In the past few years, examples of police brutality especially against black men have been ubiquitous.  From my perspective, opinions on these types of occurrences became the most polarized during the summer of 2016. On July 5, 2016 Alton Brown was restrained and killed by police in Baton Rouge, Louisiana; and one day later on July 6, 2016 Philando Castillo was shot and killed by police in Falcon Heights, Minnesota. These shootings were followed by a terroristic attack on white police officers in Dallas, TX on July 7th. Over the course of those three days, police and civilian relations as well as race relations across the nation were in an uproar. Months after the later, ‘The Hate You Give’ was published and it could not have been more than timely. 

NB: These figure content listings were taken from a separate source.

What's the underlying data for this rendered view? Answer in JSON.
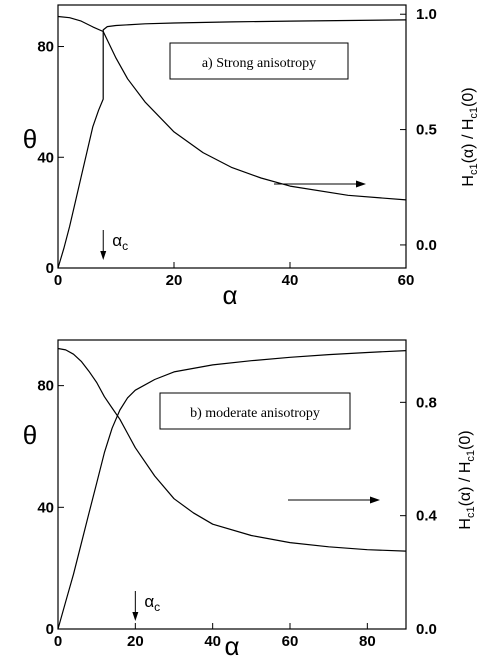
{
  "chart_data": [
    {
      "type": "line",
      "panel": "a",
      "annotation": "a) Strong anisotropy",
      "xlabel": "α",
      "ylabel_left": "θ",
      "ylabel_right": "Hc1(α) / Hc1(0)",
      "xlim": [
        0,
        60
      ],
      "ylim_left": [
        0,
        95
      ],
      "ylim_right": [
        -0.1,
        1.04
      ],
      "xticks": [
        "0",
        "20",
        "40",
        "60"
      ],
      "yticks_left": [
        "0",
        "40",
        "80"
      ],
      "yticks_right": [
        "0.0",
        "0.5",
        "1.0"
      ],
      "alpha_c_label": "α",
      "alpha_c_sub": "c",
      "alpha_c_value": 7.8,
      "series": [
        {
          "axis": "left",
          "x": [
            0,
            1,
            2,
            3,
            4,
            5,
            6,
            7,
            7.8,
            7.8,
            8.5,
            10,
            15,
            20,
            30,
            40,
            50,
            60
          ],
          "y": [
            0,
            7,
            15,
            24,
            33,
            42,
            51,
            57,
            61,
            86,
            87.2,
            87.6,
            88.2,
            88.5,
            88.9,
            89.2,
            89.4,
            89.6
          ]
        },
        {
          "axis": "right",
          "x": [
            0,
            2,
            4,
            6,
            7.8,
            10,
            12,
            15,
            20,
            25,
            30,
            35,
            40,
            50,
            60
          ],
          "y": [
            0.99,
            0.985,
            0.97,
            0.945,
            0.925,
            0.81,
            0.72,
            0.62,
            0.49,
            0.4,
            0.335,
            0.29,
            0.255,
            0.215,
            0.195
          ]
        }
      ]
    },
    {
      "type": "line",
      "panel": "b",
      "annotation": "b) moderate anisotropy",
      "xlabel": "α",
      "ylabel_left": "θ",
      "ylabel_right": "Hc1(α) / Hc1(0)",
      "xlim": [
        0,
        90
      ],
      "ylim_left": [
        0,
        95
      ],
      "ylim_right": [
        0,
        1.02
      ],
      "xticks": [
        "0",
        "20",
        "40",
        "60",
        "80"
      ],
      "yticks_left": [
        "0",
        "40",
        "80"
      ],
      "yticks_right": [
        "0.0",
        "0.4",
        "0.8"
      ],
      "alpha_c_label": "α",
      "alpha_c_sub": "c",
      "alpha_c_value": 20,
      "series": [
        {
          "axis": "left",
          "x": [
            0,
            2,
            4,
            6,
            8,
            10,
            12,
            14,
            16,
            18,
            20,
            25,
            30,
            40,
            50,
            60,
            70,
            80,
            90
          ],
          "y": [
            0,
            9,
            18,
            28,
            38,
            48,
            58,
            66,
            72,
            76,
            78.5,
            82,
            84.5,
            86.8,
            88.2,
            89.3,
            90.2,
            90.9,
            91.5
          ]
        },
        {
          "axis": "right",
          "x": [
            0,
            2,
            4,
            6,
            8,
            10,
            12,
            14,
            16,
            18,
            20,
            25,
            30,
            35,
            40,
            50,
            60,
            70,
            80,
            90
          ],
          "y": [
            0.99,
            0.985,
            0.97,
            0.945,
            0.91,
            0.87,
            0.82,
            0.78,
            0.74,
            0.69,
            0.64,
            0.54,
            0.46,
            0.41,
            0.37,
            0.33,
            0.305,
            0.29,
            0.28,
            0.275
          ]
        }
      ]
    }
  ]
}
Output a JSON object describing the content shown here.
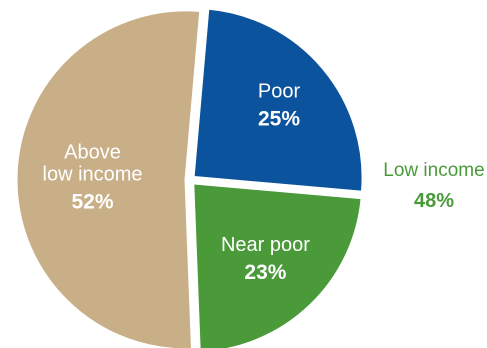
{
  "chart_data": {
    "type": "pie",
    "slices": [
      {
        "label": "Poor",
        "value": 25,
        "value_label": "25%",
        "color": "#0b539c"
      },
      {
        "label": "Near poor",
        "value": 23,
        "value_label": "23%",
        "color": "#4a9a3a"
      },
      {
        "label": "Above low income",
        "label_lines": [
          "Above",
          "low income"
        ],
        "value": 52,
        "value_label": "52%",
        "color": "#c8af88"
      }
    ],
    "group": {
      "label": "Low income",
      "value_label": "48%",
      "color": "#4a9a3a",
      "members": [
        "Poor",
        "Near poor"
      ]
    },
    "start_angle_deg": 5,
    "direction": "clockwise",
    "title": "",
    "legend": "none"
  }
}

Angie Thomas was inspired to write this story in 2009 after the highly criticized death of Oscar Grant; a black man who was shot and killed by a police officer in a train station. Similarities between the Oscar Grant shooting and the shooting of Khalil, which takes place in ‘The Hate U Give’ can be noticed, but what makes the book so compelling is how the death affects the people around the main characters, specifically Starr. Starr is a sixteen-year-old girl whose personality is distinct but can also be reflected onto anyone. This type of character composition allows the reader to empathize with her but also be exposed to an opposing point of view. An example of this would be Starr’s conflicting presences in her life. Her father was incarcerated for a number of years while she was a child, which would give legitimacy to any ill feelings towards the justice system, yet the uncle who stepped into her father’s place while he was gone, works as a police officer. These relationships make it different for Starr to blindly subscribe to one side over the other.

One of the greatest aspects of ‘The Hate U Give’ is that it takes the impersonality out police brutality. In many cases in the United States, when an interaction with police results in a violent outcome, American’s are given the facts without considering the humanity of the situation. It becomes much more difficult to fault a person for their actions. 

There are some elements of ‘The Hate U Give’ that are far from politically correct. Although the book does succeed in not demonizing a person for their race, it does have its flaws. Starr, her friends, and her siblings all struggle with processing the various issues that accompany race. Their perspectives on race go past the definition of the color of a person’s skin and sometimes includes stereotypical behaviors and ideologies. Even though racial identity is inherently a social construct and therefore can vary from person to person, one must remember that these characters’ opinions and behavior are their own and should not be generalized to all people. That does not mean that the problematic statements in the book should be pardoned. However, they should be acknowledged in the context in which they are being made and how they contribute to the overall message. When a character makes a negative statement about race or relies on a stereotype to make an inference, the author is including it to give insight to the character’s inner thoughts in a specific situation or to highlight a character’s change in behavior during various social situations. When you consider the author’s reasoning it becomes apparent why such statements are included. 

All in all, Angie Thomas does a wonderful job of crafting a thought-provoking novel that works to unite individuals by shedding light on an often ignored perspective. It would be remiss not to mention that this book will soon be converted to film, however, to embrace the full meaning of the Thomas’ original message, reading the book is the best method of delivery. In her own words, “I’ve always seen writing as a form of activism. If nothing else, books give us a glimpse into lives that we may not have known about before; they can promote empathy.” Reading ‘The Hate U Give’ can offer a multitude of perspectives that any person living in a polarized society would benefit from.